By Genl. Leslies hasty moving from Virginia all hopes of that Colony “coming in” and submiting to English Government, is given over, and we begin to see Lord Cornwallis is not in the good situation and high road to conquests as when His Lordship last wrote Home. Leslie was certainly caled hastily from Virga. to his assistance and aid in consequence of his being “surrounded with Enemys” and his situation renderd dangerous from the defeat of Furgusons party, not one of which, out of a thousand that composd the party, but what { 20 } were killd or made Prisoners.5 We must have some accounts from that quarter of Ama. very soon. Nothing of any note from other quarters. I suppose you now and then mix with the Americans in Amsterdam, pray when you get any news from them give me a line. Mr. De N——le has got the direction. Reports of the day are that Gibraltar was lost to England for want of Amunition and Provisions the 3d. Decr.6—some folks have lookd upon it as lost for many months back.
I am told there is very little hopes of the two Gentlemen confind for debt getting soon out as their debts are enormously great.7 Some recent transactions has effectualy cut for a time my communication with one of them.
I am placd very distant from all my papers and books so that I cannot tell how accounts stand between us. In a week or two the particulars shall be transmitted. If the Communication is not too much cut—when there is a favorable opportunity a small Bill may be remittd me and which ever way it tells, it shall be accounted for.

[salute] I am with very great Esteem Your obligd & Ob Ser

[signed] WR8
RC (Adams Papers); endorsed by John Thaxter: “Church 5th. Jany. 1781.”
1. For Digges' efforts to conceal his identity as an American, see vol. 10:366.
2. Presumably this is JA 's letter of 17 Dec. 1780, for Digges is clearly replying to that letter (vol. 10:416).
3. Digges directed the books to Jean de Neufville & Fils of Amsterdam, a mercantile firm with which JA had numerous dealings.
4. A massive hurricane hit the West Indies in early Oct. 1780. The first reports appeared in the London newspapers on 26 Dec. and continued through the first week of Jan. 1781 (vol. 10:441; London Chronicle, 30 Dec. 1780 – 9 Jan. 1781).

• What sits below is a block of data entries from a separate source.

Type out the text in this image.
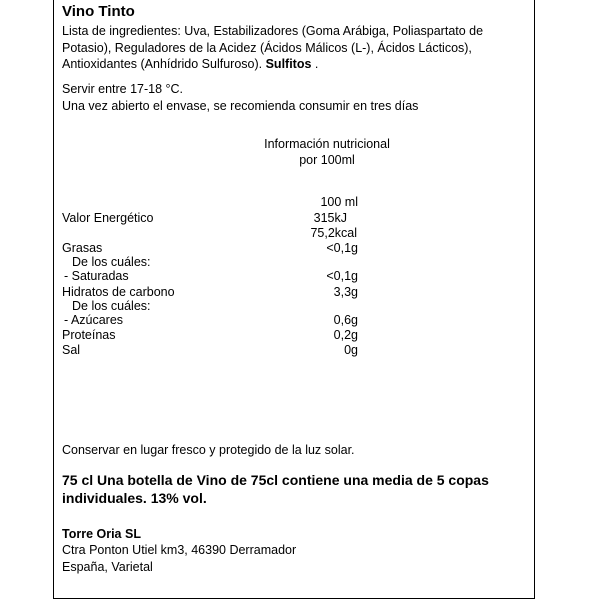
Vino Tinto
Lista de ingredientes: Uva, Estabilizadores (Goma Arábiga, Poliaspartato de Potasio), Reguladores de la Acidez (Ácidos Málicos (L-), Ácidos Lácticos), Antioxidantes (Anhídrido Sulfuroso). Sulfitos .
Servir entre 17-18 °C.
Una vez abierto el envase, se recomienda consumir en tres días
Información nutricional
por 100ml
100 ml
Valor Energético	315kJ
75,2kcal
Grasas	<0,1g
De los cuáles:
- Saturadas	<0,1g
Hidratos de carbono	3,3g
De los cuáles:
- Azúcares	0,6g
Proteínas	0,2g
Sal	0g
Conservar en lugar fresco y protegido de la luz solar.
75 cl Una botella de Vino de 75cl contiene una media de 5 copas
individuales. 13% vol.
Torre Oria SL
Ctra Ponton Utiel km3, 46390 Derramador
España, Varietal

5. For Leslie's invasion and later withdrawal from Virginia, see John Bondfield's letter of 2 Jan., and note 1, above. For Maj. Patrick Ferguson's defeat at King's Mountain on 7 Oct., see vol. 10:303.
6. No other source for the erroneous report of Gibraltar's loss has been found.
7. Digges is almost certainly referring to Henry Laurens and John Trumbull, both of whom were imprisoned for treason, Laurens in the Tower of London and Trumbull at Tothill Fields, Bridewell (The Autobiography of Colonel John Trumbull: Patriot-Artist, 1756–1843, ed. Theodore Sizer, New Haven, 1953, p. 68).
8. Digges signs this letter “WR” or William Russell, one of his many pseudonyms; while John Thaxter's endorsement refers to another—William Singleton Church. For a list of the pseudonyms Digges used in his correspondence with JA , see vol. 9:12.